Merrill Lynch, Pierce, Fenner & Smith has agreed to pay nearly $8.9m to the US Securities and Exchange Commission (SEC) to settle charges related to an alleged conflict of interest.
According to the SEC, the Merrill Lynch equity research arm failed to disclose a conflict of interest emerging out of its own business interests in deciding whether to continue to provide clients products managed by an outside third-party advisory company.
The federal agency said that the conflict of interest surfaced in the company’s handling of third-party products managed by a foreign multinational bank’s US subsidiary.
The SEC said that over 1,500 of Merrill Lynch’s retail advisory accounts had invested about $575m in the US subsidiary of the foreign bank.
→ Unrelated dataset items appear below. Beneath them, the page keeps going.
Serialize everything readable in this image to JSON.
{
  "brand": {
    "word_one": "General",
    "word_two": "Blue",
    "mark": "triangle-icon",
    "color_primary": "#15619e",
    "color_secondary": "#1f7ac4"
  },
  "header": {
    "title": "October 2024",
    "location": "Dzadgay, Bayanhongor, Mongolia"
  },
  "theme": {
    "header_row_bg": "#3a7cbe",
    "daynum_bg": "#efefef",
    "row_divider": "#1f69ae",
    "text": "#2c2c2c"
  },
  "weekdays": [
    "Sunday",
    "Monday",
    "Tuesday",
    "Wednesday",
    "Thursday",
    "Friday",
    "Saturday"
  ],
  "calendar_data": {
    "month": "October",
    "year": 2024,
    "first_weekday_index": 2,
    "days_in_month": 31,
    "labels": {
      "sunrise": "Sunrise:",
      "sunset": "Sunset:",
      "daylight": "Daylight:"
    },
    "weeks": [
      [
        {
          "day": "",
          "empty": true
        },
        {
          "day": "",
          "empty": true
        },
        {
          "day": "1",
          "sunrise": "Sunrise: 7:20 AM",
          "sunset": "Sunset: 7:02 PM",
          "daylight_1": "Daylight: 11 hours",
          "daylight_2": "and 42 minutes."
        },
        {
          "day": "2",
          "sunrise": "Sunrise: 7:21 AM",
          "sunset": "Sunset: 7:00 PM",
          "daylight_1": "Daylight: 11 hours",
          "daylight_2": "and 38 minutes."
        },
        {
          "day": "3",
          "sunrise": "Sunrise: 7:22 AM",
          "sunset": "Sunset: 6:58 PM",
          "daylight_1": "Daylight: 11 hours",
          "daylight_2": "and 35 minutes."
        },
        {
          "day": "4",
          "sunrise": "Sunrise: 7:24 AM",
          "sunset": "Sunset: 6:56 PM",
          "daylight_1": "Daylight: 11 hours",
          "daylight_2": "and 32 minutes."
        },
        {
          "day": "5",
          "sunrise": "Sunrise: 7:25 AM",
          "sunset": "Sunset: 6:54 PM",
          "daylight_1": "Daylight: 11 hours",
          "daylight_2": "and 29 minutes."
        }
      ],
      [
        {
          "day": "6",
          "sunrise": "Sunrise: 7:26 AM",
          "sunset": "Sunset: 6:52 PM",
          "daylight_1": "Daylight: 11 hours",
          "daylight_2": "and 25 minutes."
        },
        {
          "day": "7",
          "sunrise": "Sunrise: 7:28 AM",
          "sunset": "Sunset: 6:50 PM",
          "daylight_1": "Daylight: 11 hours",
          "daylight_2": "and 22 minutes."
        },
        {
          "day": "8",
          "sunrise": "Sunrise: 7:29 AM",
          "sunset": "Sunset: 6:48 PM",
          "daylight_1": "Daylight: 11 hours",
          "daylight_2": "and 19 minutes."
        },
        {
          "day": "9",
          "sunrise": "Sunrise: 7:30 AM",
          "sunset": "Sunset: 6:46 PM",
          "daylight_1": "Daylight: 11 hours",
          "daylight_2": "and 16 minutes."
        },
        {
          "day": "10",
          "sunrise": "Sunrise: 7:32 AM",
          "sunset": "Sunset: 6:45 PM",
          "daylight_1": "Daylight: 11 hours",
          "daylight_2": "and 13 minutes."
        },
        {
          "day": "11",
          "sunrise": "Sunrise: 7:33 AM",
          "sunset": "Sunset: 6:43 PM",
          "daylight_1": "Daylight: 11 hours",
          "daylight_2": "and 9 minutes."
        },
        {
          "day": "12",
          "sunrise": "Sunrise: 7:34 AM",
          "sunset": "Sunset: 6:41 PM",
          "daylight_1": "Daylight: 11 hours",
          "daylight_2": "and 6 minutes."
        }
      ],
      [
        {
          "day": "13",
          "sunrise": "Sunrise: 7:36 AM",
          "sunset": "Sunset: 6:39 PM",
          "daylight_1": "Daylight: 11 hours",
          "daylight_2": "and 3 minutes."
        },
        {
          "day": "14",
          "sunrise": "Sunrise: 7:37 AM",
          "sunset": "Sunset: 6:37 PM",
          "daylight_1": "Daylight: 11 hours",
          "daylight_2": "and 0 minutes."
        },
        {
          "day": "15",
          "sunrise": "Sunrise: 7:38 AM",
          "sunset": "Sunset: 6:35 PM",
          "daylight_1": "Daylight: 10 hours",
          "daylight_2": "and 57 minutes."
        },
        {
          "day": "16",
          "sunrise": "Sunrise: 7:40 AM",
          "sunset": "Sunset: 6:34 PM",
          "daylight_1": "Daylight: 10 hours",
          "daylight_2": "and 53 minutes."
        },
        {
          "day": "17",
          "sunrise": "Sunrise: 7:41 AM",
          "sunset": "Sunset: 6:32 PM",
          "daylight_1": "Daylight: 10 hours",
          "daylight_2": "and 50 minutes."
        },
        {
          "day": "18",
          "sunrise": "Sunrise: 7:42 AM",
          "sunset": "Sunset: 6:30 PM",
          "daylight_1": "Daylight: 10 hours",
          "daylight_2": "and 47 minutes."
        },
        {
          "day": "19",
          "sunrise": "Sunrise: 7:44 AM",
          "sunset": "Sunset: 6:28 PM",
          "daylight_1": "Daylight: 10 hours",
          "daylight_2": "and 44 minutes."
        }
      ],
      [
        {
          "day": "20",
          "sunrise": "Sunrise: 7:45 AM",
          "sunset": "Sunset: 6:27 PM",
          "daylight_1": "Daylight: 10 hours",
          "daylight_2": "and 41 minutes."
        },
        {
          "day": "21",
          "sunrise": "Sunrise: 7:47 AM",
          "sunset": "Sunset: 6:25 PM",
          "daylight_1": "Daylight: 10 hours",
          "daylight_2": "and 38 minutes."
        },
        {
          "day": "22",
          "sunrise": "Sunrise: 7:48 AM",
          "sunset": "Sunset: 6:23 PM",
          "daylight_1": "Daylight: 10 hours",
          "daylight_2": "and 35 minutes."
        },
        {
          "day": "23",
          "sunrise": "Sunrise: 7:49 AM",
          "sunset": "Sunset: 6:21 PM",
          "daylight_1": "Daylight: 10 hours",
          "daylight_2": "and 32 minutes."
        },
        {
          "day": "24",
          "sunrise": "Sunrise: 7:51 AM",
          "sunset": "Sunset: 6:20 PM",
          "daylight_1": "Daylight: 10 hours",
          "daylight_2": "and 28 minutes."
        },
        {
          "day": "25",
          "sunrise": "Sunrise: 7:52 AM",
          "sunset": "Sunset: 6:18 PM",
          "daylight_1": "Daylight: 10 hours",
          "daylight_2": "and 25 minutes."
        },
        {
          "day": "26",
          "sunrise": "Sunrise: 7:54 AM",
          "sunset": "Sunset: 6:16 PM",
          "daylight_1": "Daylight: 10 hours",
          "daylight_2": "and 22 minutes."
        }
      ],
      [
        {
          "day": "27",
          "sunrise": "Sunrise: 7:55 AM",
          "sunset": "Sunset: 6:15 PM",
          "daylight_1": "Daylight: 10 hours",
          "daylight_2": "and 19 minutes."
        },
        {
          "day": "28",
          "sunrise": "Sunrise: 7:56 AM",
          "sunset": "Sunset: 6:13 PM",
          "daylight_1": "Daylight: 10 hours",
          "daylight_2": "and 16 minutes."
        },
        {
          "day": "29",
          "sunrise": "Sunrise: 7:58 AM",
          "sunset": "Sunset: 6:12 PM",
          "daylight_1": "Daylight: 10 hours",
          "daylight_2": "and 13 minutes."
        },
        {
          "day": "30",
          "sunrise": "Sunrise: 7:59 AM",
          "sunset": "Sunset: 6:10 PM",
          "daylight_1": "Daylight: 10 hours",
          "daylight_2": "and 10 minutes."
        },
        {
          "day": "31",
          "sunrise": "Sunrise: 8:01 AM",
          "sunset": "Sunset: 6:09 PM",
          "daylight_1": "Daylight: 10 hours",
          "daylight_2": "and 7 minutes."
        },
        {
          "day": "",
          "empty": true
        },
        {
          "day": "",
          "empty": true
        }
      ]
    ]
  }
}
SEC’s order revealed that Merrill Lynch put new investments into the party products on hold owing to pending management changes at the third party.
Further, the company’s governance committee planned to vote on a recommendation to scrap the products and provide alternatives to investors, said the federal agency.
However, the third-party manager tried to stop termination and contacted senior executives at Merrill Lynch, which included an appeal to consider the companies’ larger business relationship.
SEC alleged that after the communications from the third-party manager, a break from ordinary practices was noticed and following which the governance committee did not vote and decided to postpone action on termination. The agency charged that later on the governance committee removed the hold and opened the third-party products to new Merrill Lynch accounts.
SEC New York regional office director Marc Berger said: “By failing to disclose its own business interests in deciding whether certain products should remain available to investment advisory clients, Merrill Lynch deprived its clients of unbiased financial advice.
“Retail clients must feel confident that their advisors are eliminating or disclosing such conflicts and fulfilling their fiduciary duties.”
SEC said that the firm consented to its order without admitting or denying the agency’s findings that found the company to be negligent in breaching the antifraud and policies and procedures provisions of the Investment Advisers Act of 1940.